I am trying to compute $E[X_2]$ of a joint pdf with random variables $X_1$ and $X_2$ shown below:
$f_{{1},{2}}(x_1,x_2)=\frac{1}{4}(x_1-x_2)e^{-x_1}, 0<x_1<\infty, -x_1<x_2<x_1 $, and $0$ elsewhere
but I am a bit confused because if I try to solve it by first finding marginal pdf of $X_2$, I get
$f_2(x_2)=\int_{0}^{\infty}f_{{1},{2}}(x_1,x_2)dx_1=-\frac{1}{4}x_2-\frac{1}{4}$.

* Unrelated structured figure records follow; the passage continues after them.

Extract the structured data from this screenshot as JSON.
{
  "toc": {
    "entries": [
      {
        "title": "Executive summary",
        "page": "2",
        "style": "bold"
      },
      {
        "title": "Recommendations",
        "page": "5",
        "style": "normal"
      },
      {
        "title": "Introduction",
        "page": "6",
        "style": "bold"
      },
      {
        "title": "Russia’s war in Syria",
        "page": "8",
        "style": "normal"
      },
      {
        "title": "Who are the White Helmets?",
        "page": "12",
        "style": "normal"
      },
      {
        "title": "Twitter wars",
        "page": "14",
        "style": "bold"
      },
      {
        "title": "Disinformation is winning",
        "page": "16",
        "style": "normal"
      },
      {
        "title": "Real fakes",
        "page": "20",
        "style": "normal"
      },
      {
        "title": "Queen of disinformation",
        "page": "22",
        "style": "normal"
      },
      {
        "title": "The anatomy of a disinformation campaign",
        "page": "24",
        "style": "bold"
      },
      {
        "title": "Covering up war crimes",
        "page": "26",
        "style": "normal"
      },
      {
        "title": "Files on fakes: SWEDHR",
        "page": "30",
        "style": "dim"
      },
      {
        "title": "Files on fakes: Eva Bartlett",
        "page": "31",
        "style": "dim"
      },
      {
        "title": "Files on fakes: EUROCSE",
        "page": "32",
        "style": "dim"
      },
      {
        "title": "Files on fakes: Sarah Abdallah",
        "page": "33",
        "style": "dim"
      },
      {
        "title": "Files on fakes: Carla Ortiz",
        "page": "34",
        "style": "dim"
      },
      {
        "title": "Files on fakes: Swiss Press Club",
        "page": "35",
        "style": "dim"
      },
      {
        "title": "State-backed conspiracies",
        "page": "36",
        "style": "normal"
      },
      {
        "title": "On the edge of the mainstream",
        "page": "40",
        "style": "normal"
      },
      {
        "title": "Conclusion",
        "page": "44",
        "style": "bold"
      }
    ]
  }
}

and if I integrate it by $x_2$, I get
$E(x_2)=\int_{-x_1}^{x_1}-\frac{1}{4}x_2^2-\frac{1}{4}x_2dx_2=-\frac{1}{6}x_1^3$
which is function of $x_1$
But if I just do double integration, (instead of getting marginal expectation of $X_2$ first) I get
$\int_{0}^{\infty}\int_{-x_1}^{x_1}\frac{1}{4}(x_1-x_2)e^{-x_1}=-1$
So this time I get a real number as the answer. I am not sure which approach is correct, could anyone help me? (I am guessing the second approach should be the right answer although I am not quite sure. I think this has to do with the fact that interval of $X_2$ is bounded by $x_1$.
Thank you.
If $(X,Y)$ is a random vector absolute continuos its components are random variable absolute continuos with density :
$$f_{X}(x) = \int_{\mathbb{R}} f_{(X,Y)}(x,y) dy, \hspace{0.2cm}f_{Y}(y) = \int_{\mathbb{R}} f_{(X,Y)}(x,y) dx$$
Besides, a random variable $X$ absolute continuos with density $f_{X}$ admits a momentum of order $k$ if and only if $$\mathbb{E} = (|X|^{k}) \int _{\mathbb{R}} |x|^{k}f_{X}(x)dx < +\infty$$
In this case the moment of order $k$ is given by $$\mathbb{E}(X^{k}) = \int _{\mathbb{R}} x^{k}f_{X}(x)dx $$
You just have to verify the above hypothesis since you are just searching $k = 1$.